En otro lugar se expresaba de este modo: «Nadie achacará a flaqueza de ánimo mi resolución. No habría peligro que me moviera a desceñirme la Corona si creyera que la llevaba en mis sienes para bien de los españoles...». A renglón seguido pedía, en su nombre y en el de su esposa, que se indultase a los autores del atentado de la calle del Arenal. Y terminaba, con frase patética, haciendo renuncia de la Corona por sí, por sus hijos y sucesores, y despidiéndose de la noble y desgraciada España con toda la efusión de su alma generosa. Suspendieron la sesión para redactar la respuesta que las Cortes debían dar al Rey dimisionario. Crecía la efervescencia en el interior del Congreso, y fuera la inquietud popular era ya imponente. Para calmar los ánimos, salió Figueras a una ventana, por la calle de Floridablanca, y pronunció una breve arenga, cuya síntesis era esta: «De aquí saldremos muertos o con la República votada».

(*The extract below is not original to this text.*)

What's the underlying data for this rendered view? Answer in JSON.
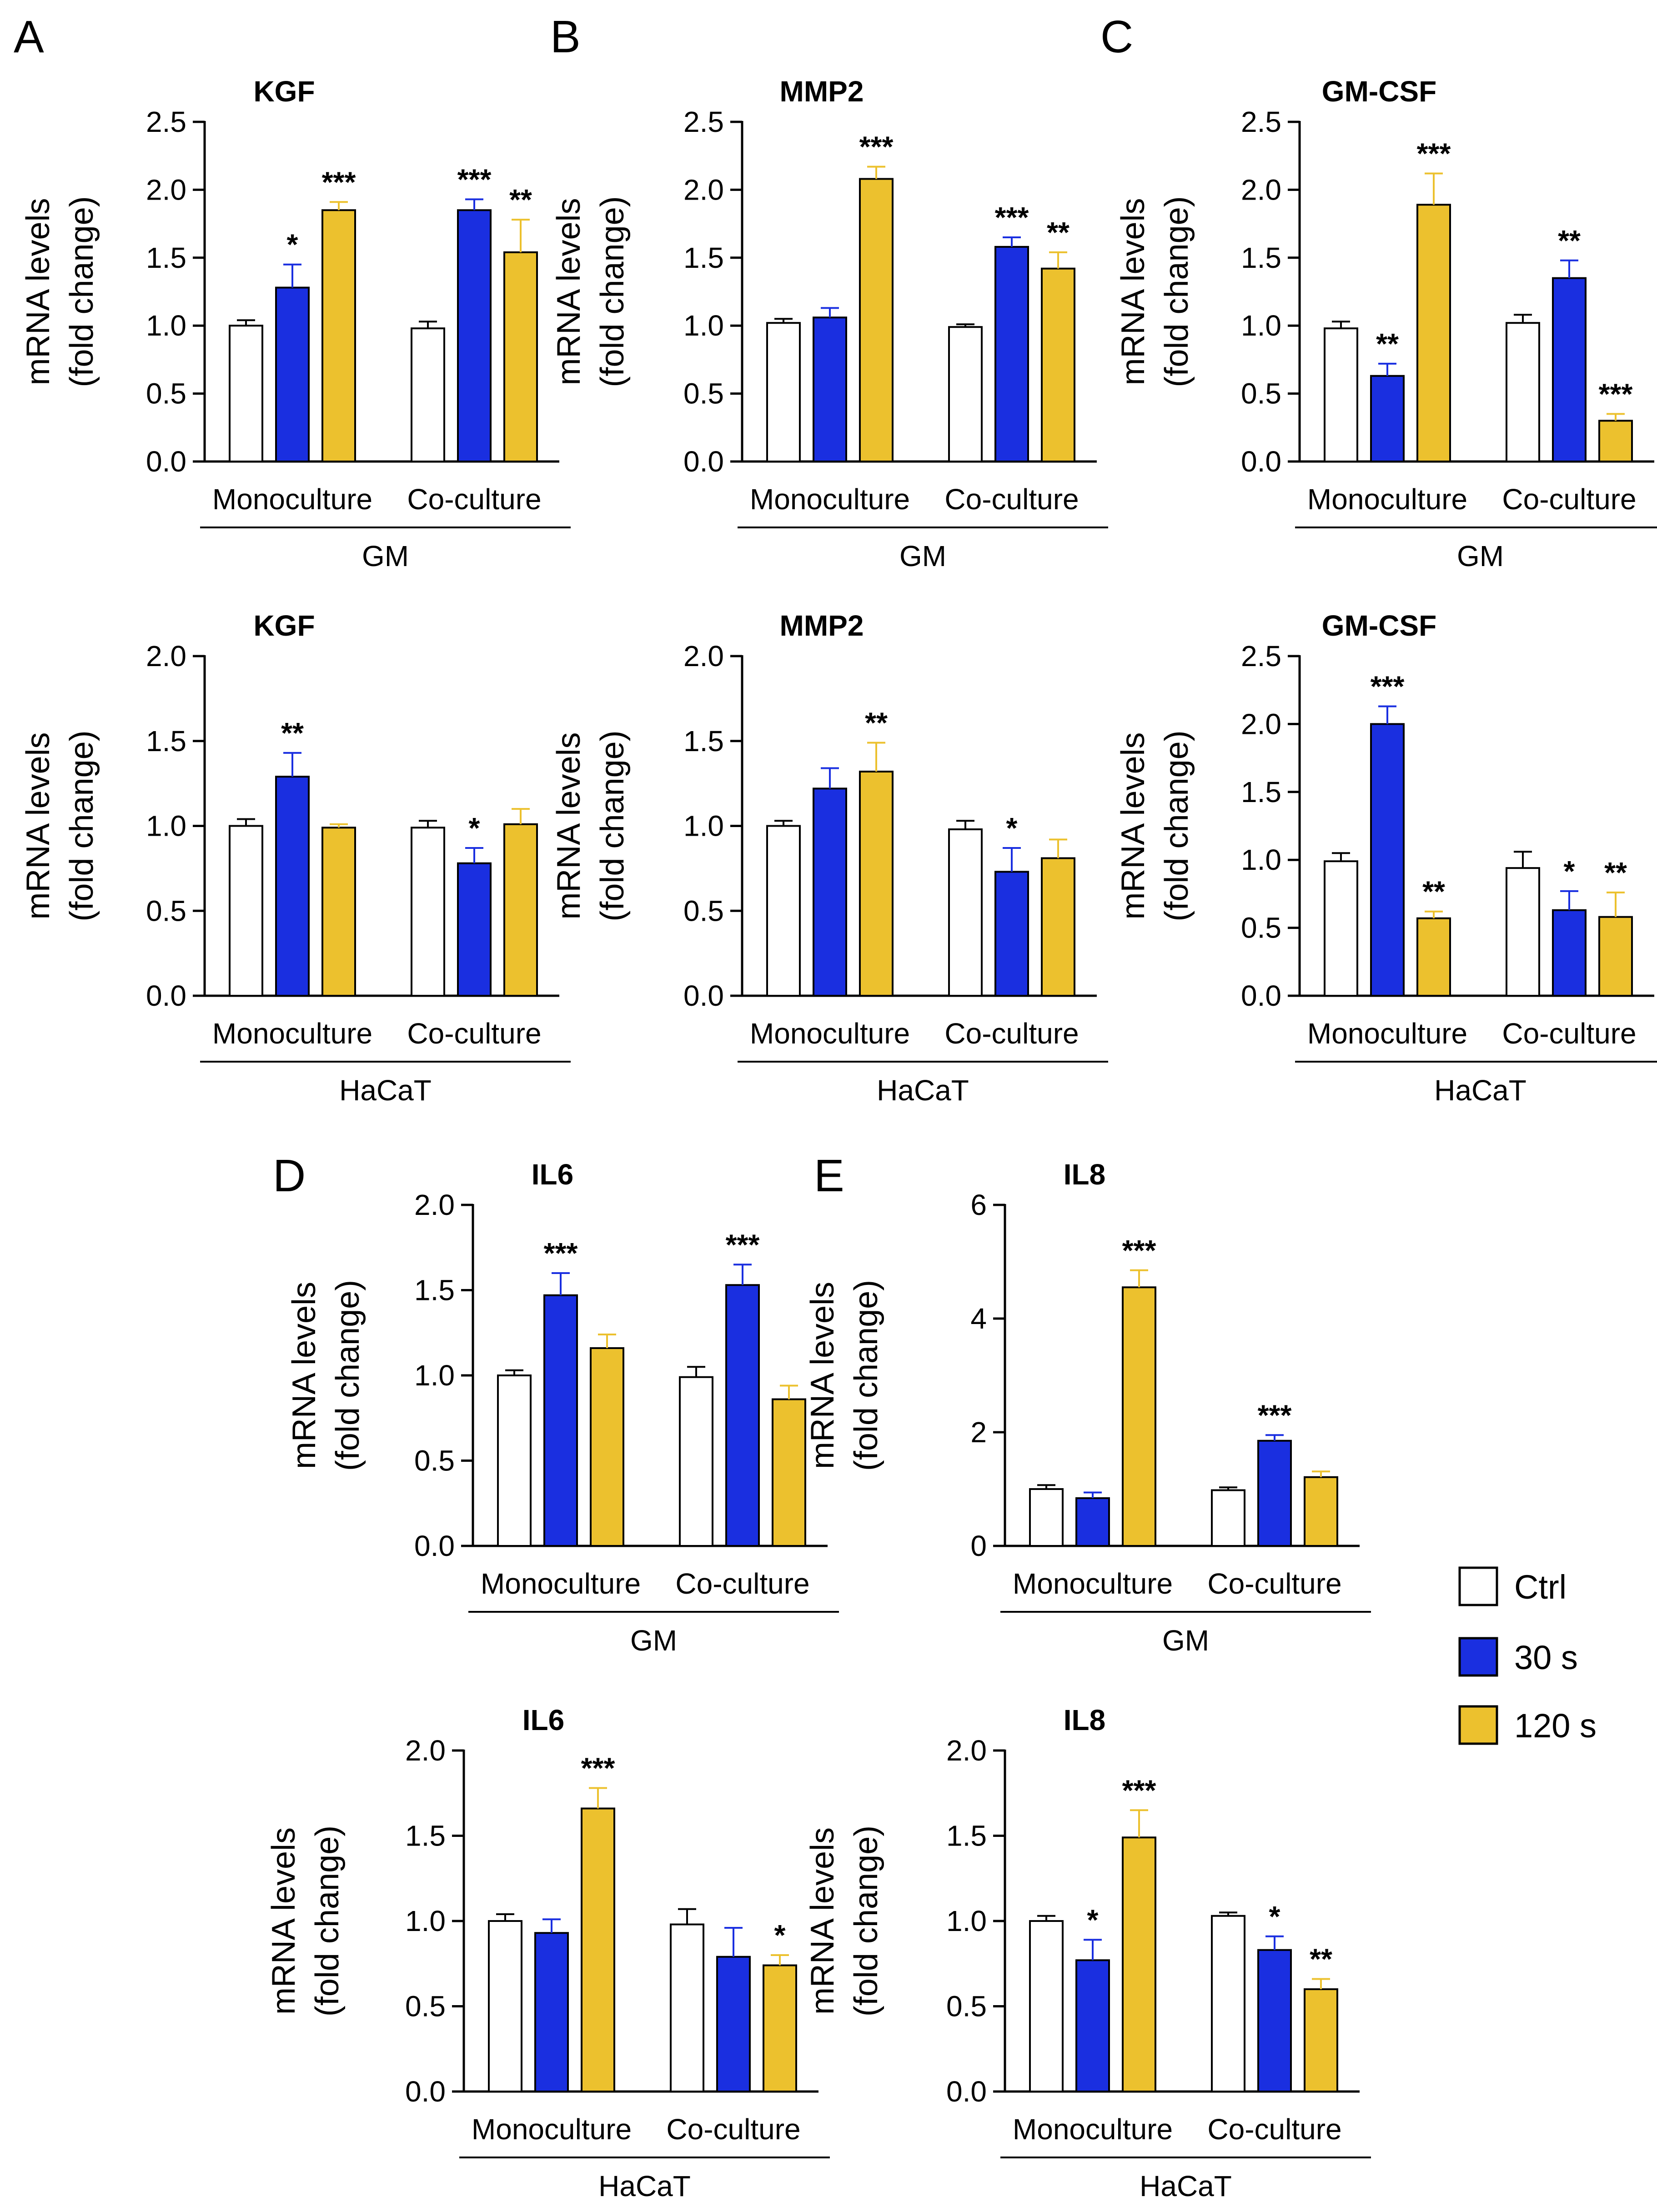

Encargado Castelar de contestar al Rey, redactó en breve tiempo un elocuente mensaje. Se reanudó la sesión. Presidía Rivero; a su lado se sentaba Figuerola, presidente del Senado. Los escaños rebosaban de legisladores de diferentes capacidades y cataduras. Todo lo que allí pasaba era irregular y contrario a la Constitución, según la cual no podían deliberar juntas en ningún caso las dos Cámaras. Sobre el fondo de un silencio majestático fue leído el mensaje de Castelar, un adiós ceremonioso al Rey caballero, que prefería la paz de su hogar al tumulto de una Patria hirviente y postiza. El estilo grandilocuente y ampuloso del orador poeta lucía en todo el documento. Flores y más flores arrojaban las Cortes sobre la persona del Soberano dimitente y de su augusta y amada esposa. Se les despedía con galas retóricas, lindísimas y bien olientes, ofreciéndoles, como poético galardón, la ciudadanía de un pueblo independiente y libre. Ite, missa est.